IRRF sobre lucros capitalizados: por que a tributação é questionada
- Em 2 de abril de 2026
A reintrodução do imposto de renda sobre dividendos pela Lei nº 15.270/25 reacendeu discussões relevantes no cenário tributário brasileiro. Entre os principais pontos de debate está a tentativa de tributar lucros capitalizados como se fossem renda disponível aos sócios.
No entanto, especialistas apontam que essa interpretação pode ser inconstitucional, por desrespeitar princípios básicos do direito tributário.
O que mudou com a nova lei
Após décadas de isenção, a legislação voltou a prever a incidência de imposto de renda sobre dividendos.
Entre as principais mudanças:
- Alíquota de 10% sobre lucros e dividendos acima de R$ 50 mil mensais para pessoas físicas
- Tributação de dividendos pagos a não residentes
- Integração do imposto retido na fonte como antecipação no ajuste anual
Nesse contexto, a Receita Federal passou a entender que a capitalização de lucros poderia ser considerada como “emprego” de recursos, o que justificaria a incidência do IRRF.
O ponto central: há acréscimo patrimonial?
A base do imposto de renda é o acréscimo patrimonial.
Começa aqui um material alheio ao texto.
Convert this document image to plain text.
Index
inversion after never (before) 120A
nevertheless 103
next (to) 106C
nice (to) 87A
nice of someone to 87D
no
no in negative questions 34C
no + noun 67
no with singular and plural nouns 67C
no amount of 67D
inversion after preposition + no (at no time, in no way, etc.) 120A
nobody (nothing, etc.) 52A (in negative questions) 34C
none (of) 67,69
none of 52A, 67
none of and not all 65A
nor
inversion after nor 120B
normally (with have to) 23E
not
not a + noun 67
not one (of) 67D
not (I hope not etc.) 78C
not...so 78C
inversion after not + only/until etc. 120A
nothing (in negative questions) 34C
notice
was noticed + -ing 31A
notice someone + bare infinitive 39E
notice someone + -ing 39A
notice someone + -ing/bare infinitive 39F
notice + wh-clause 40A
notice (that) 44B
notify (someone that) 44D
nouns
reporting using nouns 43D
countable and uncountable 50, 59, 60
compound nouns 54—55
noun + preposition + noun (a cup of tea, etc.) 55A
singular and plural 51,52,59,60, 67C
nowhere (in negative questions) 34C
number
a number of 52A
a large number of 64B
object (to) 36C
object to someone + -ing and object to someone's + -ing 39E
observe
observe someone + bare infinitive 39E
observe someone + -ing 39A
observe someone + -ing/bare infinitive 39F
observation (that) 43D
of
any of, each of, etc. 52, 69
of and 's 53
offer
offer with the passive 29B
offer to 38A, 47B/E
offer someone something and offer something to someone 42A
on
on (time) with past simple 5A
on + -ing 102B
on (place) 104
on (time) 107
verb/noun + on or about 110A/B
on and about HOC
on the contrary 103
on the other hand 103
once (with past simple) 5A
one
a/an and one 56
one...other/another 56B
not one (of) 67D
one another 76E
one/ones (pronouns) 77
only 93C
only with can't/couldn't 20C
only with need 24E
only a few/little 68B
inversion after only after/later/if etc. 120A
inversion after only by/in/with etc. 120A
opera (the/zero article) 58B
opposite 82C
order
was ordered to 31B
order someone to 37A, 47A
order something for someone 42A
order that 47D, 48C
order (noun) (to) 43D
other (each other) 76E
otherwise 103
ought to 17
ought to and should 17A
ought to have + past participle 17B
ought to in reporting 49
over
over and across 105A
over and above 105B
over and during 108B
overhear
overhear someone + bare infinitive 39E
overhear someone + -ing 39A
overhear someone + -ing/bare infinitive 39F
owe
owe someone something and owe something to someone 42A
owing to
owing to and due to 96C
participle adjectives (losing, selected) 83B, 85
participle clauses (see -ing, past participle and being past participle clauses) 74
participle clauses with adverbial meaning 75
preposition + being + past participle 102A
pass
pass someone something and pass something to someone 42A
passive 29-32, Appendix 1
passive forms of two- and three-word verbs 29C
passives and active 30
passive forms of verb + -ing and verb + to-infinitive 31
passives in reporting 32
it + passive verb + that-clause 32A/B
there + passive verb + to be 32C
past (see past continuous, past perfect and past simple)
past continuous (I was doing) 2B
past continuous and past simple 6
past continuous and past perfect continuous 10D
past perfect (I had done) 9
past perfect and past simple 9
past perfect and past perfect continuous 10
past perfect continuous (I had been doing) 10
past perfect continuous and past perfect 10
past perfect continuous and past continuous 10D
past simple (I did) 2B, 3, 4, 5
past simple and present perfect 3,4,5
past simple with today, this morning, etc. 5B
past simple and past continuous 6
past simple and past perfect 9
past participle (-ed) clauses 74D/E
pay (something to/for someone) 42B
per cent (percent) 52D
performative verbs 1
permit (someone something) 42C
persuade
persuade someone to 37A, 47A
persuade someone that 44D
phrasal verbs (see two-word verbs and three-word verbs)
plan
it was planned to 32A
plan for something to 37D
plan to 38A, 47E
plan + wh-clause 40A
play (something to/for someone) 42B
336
Ou seja, só pode haver tributação quando há efetivo aumento de riqueza disponível ao contribuinte.
Na capitalização de lucros:
- Não há distribuição de valores
- Não há alteração na participação societária
- Não há aumento real de patrimônio
O sócio continua com a mesma fatia da empresa, apenas representada de forma diferente.
Disponibilidade: requisito indispensável
A legislação tributária exige que a renda esteja disponível para que possa ser tributada.
Isso significa:
- Disponibilidade econômica: acesso ao dinheiro
- Disponibilidade jurídica: existência de crédito ou direito de recebimento
Na capitalização de lucros, nenhuma dessas condições está presente. O valor permanece dentro da empresa, incorporado ao capital social.
Exemplo prático: por que não há ganho
Imagine uma empresa com patrimônio de R$ 1.000, sendo metade capital e metade lucros acumulados.
Se esses lucros forem capitalizados:
- O patrimônio total continua o mesmo
- A participação dos sócios não muda
- O valor econômico individual permanece igual
Ou seja, não há geração de riqueza nova — apenas reorganização contábil.
O que diz a jurisprudência internacional
A lógica de que não há tributação sem acréscimo patrimonial também é reconhecida internacionalmente.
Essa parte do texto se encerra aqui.